Laegwen abbassò lo sguardo, sconsolata.
Pitcher le avvolse un braccio dietro le spalle, poi i cinque tornarono al villaggio, stanchi per l'allenamento, per il viaggio compiuto invano e delusi per un'altra parte della loro infanzia perduta per sempre.

Non passò molto tempo dal ritorno dei cinque al villaggio che i Draghi Neri sopraggiunsero.
I ruggiti di quest'ultimi riecheggiavano per tutta l'isola.
Viktor brandiva la sua fidatissima lancia e la sua adorata ascia bipenne; Helen e Frost stringevano in pugno la loro argentea, lucente ed affilata spada; Pitcher e Vivis, invece, brandivano rispettivamente un semplice pugnale ed una rete, facendo presupporre che, anche quella notte, avrebbero lavorato in coppia, mentre Laegwen, ovviamente, brandiva il suo arco in mogano. Era infuriata. In un attimo quest'ultima sfilò una freccia dalla sua faretra di cuoio e si mise in posizione, pronta ad uccidere il primo Drago Nero che le fosse apparso dinanzi agli occhi.
Aghen ed il suo branco arrivarono appena sentirono i forti ruggiti dei Draghi, posizionandosi dietro alla bruna, ringhianti come non mai
Con dei forti tonfi, i Draghi atterrarono.
Questa volta sembrava che il loro comandante fosse un Drago snello, alto e sicuramente molto agile: aveva dei grandi occhi giallo ocra ed essi inquietavano alquanto.
Laegwen non perse un attimo che subito scoccò, colpendo in pieno il Drago in questione.
Le grida degli abitanti del piccolo villaggio si mescolarono ai forti ringhi dei Draghi ed agli abbai dei canidi di Helen.

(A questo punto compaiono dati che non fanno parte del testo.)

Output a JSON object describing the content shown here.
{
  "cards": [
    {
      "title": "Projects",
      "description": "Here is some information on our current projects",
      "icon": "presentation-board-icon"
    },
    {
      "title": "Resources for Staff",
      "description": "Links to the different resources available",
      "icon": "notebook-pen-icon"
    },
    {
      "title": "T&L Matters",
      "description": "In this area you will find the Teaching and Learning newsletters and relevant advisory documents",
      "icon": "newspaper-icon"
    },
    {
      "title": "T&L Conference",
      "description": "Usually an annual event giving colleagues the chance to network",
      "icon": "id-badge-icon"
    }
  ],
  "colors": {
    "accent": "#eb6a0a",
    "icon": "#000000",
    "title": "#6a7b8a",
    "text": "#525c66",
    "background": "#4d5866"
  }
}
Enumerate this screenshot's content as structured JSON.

In pochissimo tempo a terra già giacevano corpi esanimi di Lucisisiani e di Draghi. Già molto ghiaccio era sparso per le strade.

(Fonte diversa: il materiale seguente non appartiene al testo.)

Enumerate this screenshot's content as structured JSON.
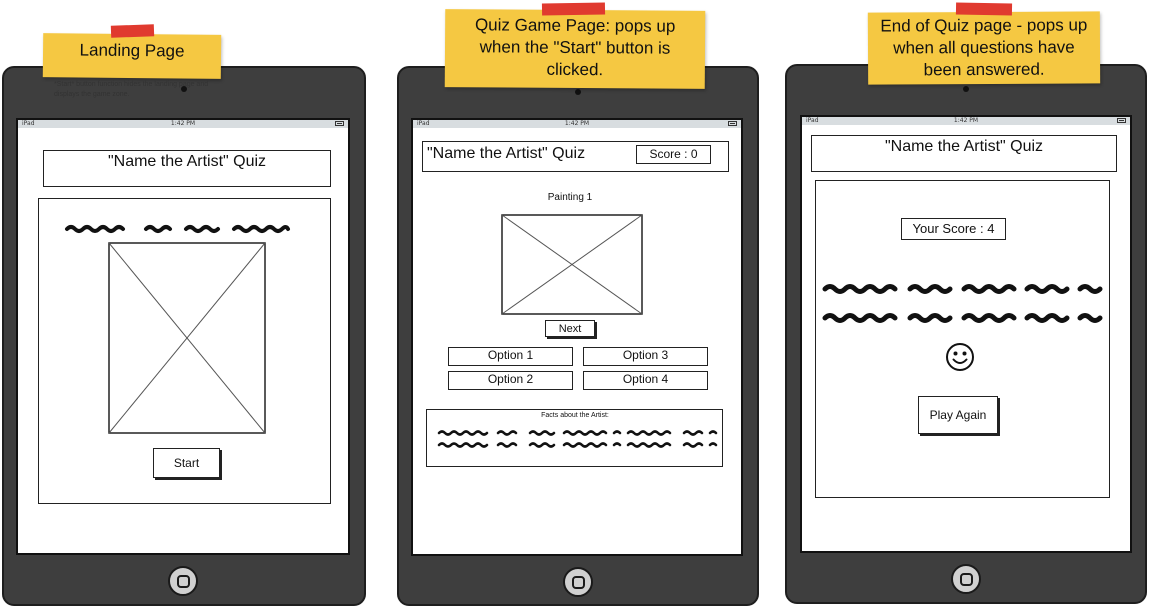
{
  "landing": {
    "note": "Landing Page",
    "annotation": "*Start* button function hides the landing page and displays the game zone.",
    "status": {
      "device": "iPad",
      "time": "1:42 PM"
    },
    "quiz_title": "\"Name the Artist\" Quiz",
    "start_label": "Start"
  },
  "game": {
    "note": "Quiz Game Page: pops up when the \"Start\" button is clicked.",
    "status": {
      "device": "iPad",
      "time": "1:42 PM"
    },
    "quiz_title": "\"Name the Artist\" Quiz",
    "score_label": "Score : 0",
    "painting_label": "Painting 1",
    "next_label": "Next",
    "options": [
      "Option 1",
      "Option 2",
      "Option 3",
      "Option 4"
    ],
    "facts_title": "Facts about the Artist:"
  },
  "end": {
    "note": "End of Quiz page - pops up when all questions have been answered.",
    "status": {
      "device": "iPad",
      "time": "1:42 PM"
    },
    "quiz_title": "\"Name the Artist\" Quiz",
    "your_score_label": "Your Score : 4",
    "play_again_label": "Play Again"
  }
}
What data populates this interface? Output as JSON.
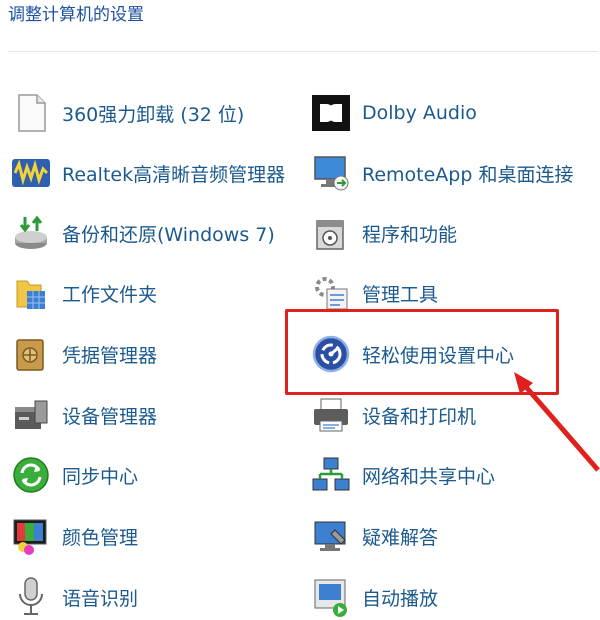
{
  "header": {
    "title": "调整计算机的设置"
  },
  "items": [
    {
      "label": "360强力卸载 (32 位)",
      "icon": "blank-document-icon"
    },
    {
      "label": "Dolby Audio",
      "icon": "dolby-icon"
    },
    {
      "label": "Realtek高清晰音频管理器",
      "icon": "audio-waveform-icon"
    },
    {
      "label": "RemoteApp 和桌面连接",
      "icon": "remote-desktop-icon"
    },
    {
      "label": "备份和还原(Windows 7)",
      "icon": "backup-restore-icon"
    },
    {
      "label": "程序和功能",
      "icon": "programs-icon"
    },
    {
      "label": "工作文件夹",
      "icon": "work-folders-icon"
    },
    {
      "label": "管理工具",
      "icon": "admin-tools-icon"
    },
    {
      "label": "凭据管理器",
      "icon": "credential-safe-icon"
    },
    {
      "label": "轻松使用设置中心",
      "icon": "ease-of-access-icon"
    },
    {
      "label": "设备管理器",
      "icon": "device-manager-icon"
    },
    {
      "label": "设备和打印机",
      "icon": "printer-icon"
    },
    {
      "label": "同步中心",
      "icon": "sync-icon"
    },
    {
      "label": "网络和共享中心",
      "icon": "network-icon"
    },
    {
      "label": "颜色管理",
      "icon": "color-management-icon"
    },
    {
      "label": "疑难解答",
      "icon": "troubleshoot-icon"
    },
    {
      "label": "语音识别",
      "icon": "microphone-icon"
    },
    {
      "label": "自动播放",
      "icon": "autoplay-icon"
    }
  ],
  "annotation": {
    "color": "#e0201d",
    "highlighted": "轻松使用设置中心"
  }
}
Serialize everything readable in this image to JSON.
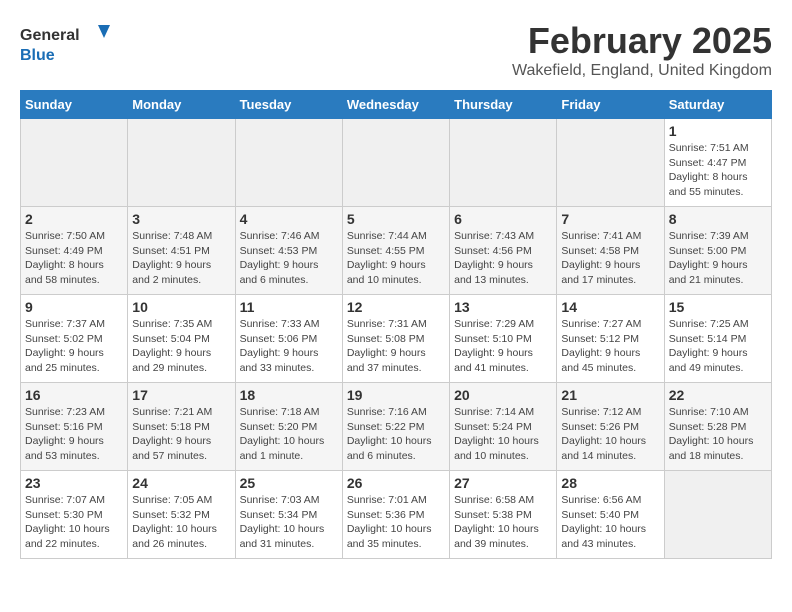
{
  "header": {
    "logo_line1": "General",
    "logo_line2": "Blue",
    "month": "February 2025",
    "location": "Wakefield, England, United Kingdom"
  },
  "weekdays": [
    "Sunday",
    "Monday",
    "Tuesday",
    "Wednesday",
    "Thursday",
    "Friday",
    "Saturday"
  ],
  "weeks": [
    [
      {
        "day": "",
        "info": ""
      },
      {
        "day": "",
        "info": ""
      },
      {
        "day": "",
        "info": ""
      },
      {
        "day": "",
        "info": ""
      },
      {
        "day": "",
        "info": ""
      },
      {
        "day": "",
        "info": ""
      },
      {
        "day": "1",
        "info": "Sunrise: 7:51 AM\nSunset: 4:47 PM\nDaylight: 8 hours and 55 minutes."
      }
    ],
    [
      {
        "day": "2",
        "info": "Sunrise: 7:50 AM\nSunset: 4:49 PM\nDaylight: 8 hours and 58 minutes."
      },
      {
        "day": "3",
        "info": "Sunrise: 7:48 AM\nSunset: 4:51 PM\nDaylight: 9 hours and 2 minutes."
      },
      {
        "day": "4",
        "info": "Sunrise: 7:46 AM\nSunset: 4:53 PM\nDaylight: 9 hours and 6 minutes."
      },
      {
        "day": "5",
        "info": "Sunrise: 7:44 AM\nSunset: 4:55 PM\nDaylight: 9 hours and 10 minutes."
      },
      {
        "day": "6",
        "info": "Sunrise: 7:43 AM\nSunset: 4:56 PM\nDaylight: 9 hours and 13 minutes."
      },
      {
        "day": "7",
        "info": "Sunrise: 7:41 AM\nSunset: 4:58 PM\nDaylight: 9 hours and 17 minutes."
      },
      {
        "day": "8",
        "info": "Sunrise: 7:39 AM\nSunset: 5:00 PM\nDaylight: 9 hours and 21 minutes."
      }
    ],
    [
      {
        "day": "9",
        "info": "Sunrise: 7:37 AM\nSunset: 5:02 PM\nDaylight: 9 hours and 25 minutes."
      },
      {
        "day": "10",
        "info": "Sunrise: 7:35 AM\nSunset: 5:04 PM\nDaylight: 9 hours and 29 minutes."
      },
      {
        "day": "11",
        "info": "Sunrise: 7:33 AM\nSunset: 5:06 PM\nDaylight: 9 hours and 33 minutes."
      },
      {
        "day": "12",
        "info": "Sunrise: 7:31 AM\nSunset: 5:08 PM\nDaylight: 9 hours and 37 minutes."
      },
      {
        "day": "13",
        "info": "Sunrise: 7:29 AM\nSunset: 5:10 PM\nDaylight: 9 hours and 41 minutes."
      },
      {
        "day": "14",
        "info": "Sunrise: 7:27 AM\nSunset: 5:12 PM\nDaylight: 9 hours and 45 minutes."
      },
      {
        "day": "15",
        "info": "Sunrise: 7:25 AM\nSunset: 5:14 PM\nDaylight: 9 hours and 49 minutes."
      }
    ],
    [
      {
        "day": "16",
        "info": "Sunrise: 7:23 AM\nSunset: 5:16 PM\nDaylight: 9 hours and 53 minutes."
      },
      {
        "day": "17",
        "info": "Sunrise: 7:21 AM\nSunset: 5:18 PM\nDaylight: 9 hours and 57 minutes."
      },
      {
        "day": "18",
        "info": "Sunrise: 7:18 AM\nSunset: 5:20 PM\nDaylight: 10 hours and 1 minute."
      },
      {
        "day": "19",
        "info": "Sunrise: 7:16 AM\nSunset: 5:22 PM\nDaylight: 10 hours and 6 minutes."
      },
      {
        "day": "20",
        "info": "Sunrise: 7:14 AM\nSunset: 5:24 PM\nDaylight: 10 hours and 10 minutes."
      },
      {
        "day": "21",
        "info": "Sunrise: 7:12 AM\nSunset: 5:26 PM\nDaylight: 10 hours and 14 minutes."
      },
      {
        "day": "22",
        "info": "Sunrise: 7:10 AM\nSunset: 5:28 PM\nDaylight: 10 hours and 18 minutes."
      }
    ],
    [
      {
        "day": "23",
        "info": "Sunrise: 7:07 AM\nSunset: 5:30 PM\nDaylight: 10 hours and 22 minutes."
      },
      {
        "day": "24",
        "info": "Sunrise: 7:05 AM\nSunset: 5:32 PM\nDaylight: 10 hours and 26 minutes."
      },
      {
        "day": "25",
        "info": "Sunrise: 7:03 AM\nSunset: 5:34 PM\nDaylight: 10 hours and 31 minutes."
      },
      {
        "day": "26",
        "info": "Sunrise: 7:01 AM\nSunset: 5:36 PM\nDaylight: 10 hours and 35 minutes."
      },
      {
        "day": "27",
        "info": "Sunrise: 6:58 AM\nSunset: 5:38 PM\nDaylight: 10 hours and 39 minutes."
      },
      {
        "day": "28",
        "info": "Sunrise: 6:56 AM\nSunset: 5:40 PM\nDaylight: 10 hours and 43 minutes."
      },
      {
        "day": "",
        "info": ""
      }
    ]
  ]
}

Viktor si lanciò prontamente verso un tozzo Drago dagli occhi color vescovo, colpendolo più volte con la punta della sua lancia, come a stuzzicarlo, e lanciando roversi e rovesci, ma, ad un certo punto, il Drago, con una zampata, spezzò la sottile lancia di legno, e, con un'altra, disarmò il capo villaggio e lo scaraventò a terra.
Viktor tentò di spostarsi e riprendere la sua Labrys, ma fu tutto inutile: in pochi attimi l'enorme lucertola nera gli congelò le gambe, impedendogli la fuga.
Spiegò le ali che, dal nero, sfumavano ad un rosso sangue, e ruggì con potenza, e questo attirò l'attenzione di Helen.
Il muso del Drago quasi sfiorava il naso adunco di Viktor; gli occhi grigiastri di quest'ultimo si chiusero. Era pronto ad accogliere la Morte a braccia aperte. 
L'enorme rettile era pronto a congelare l'uomo e ad ucciderlo.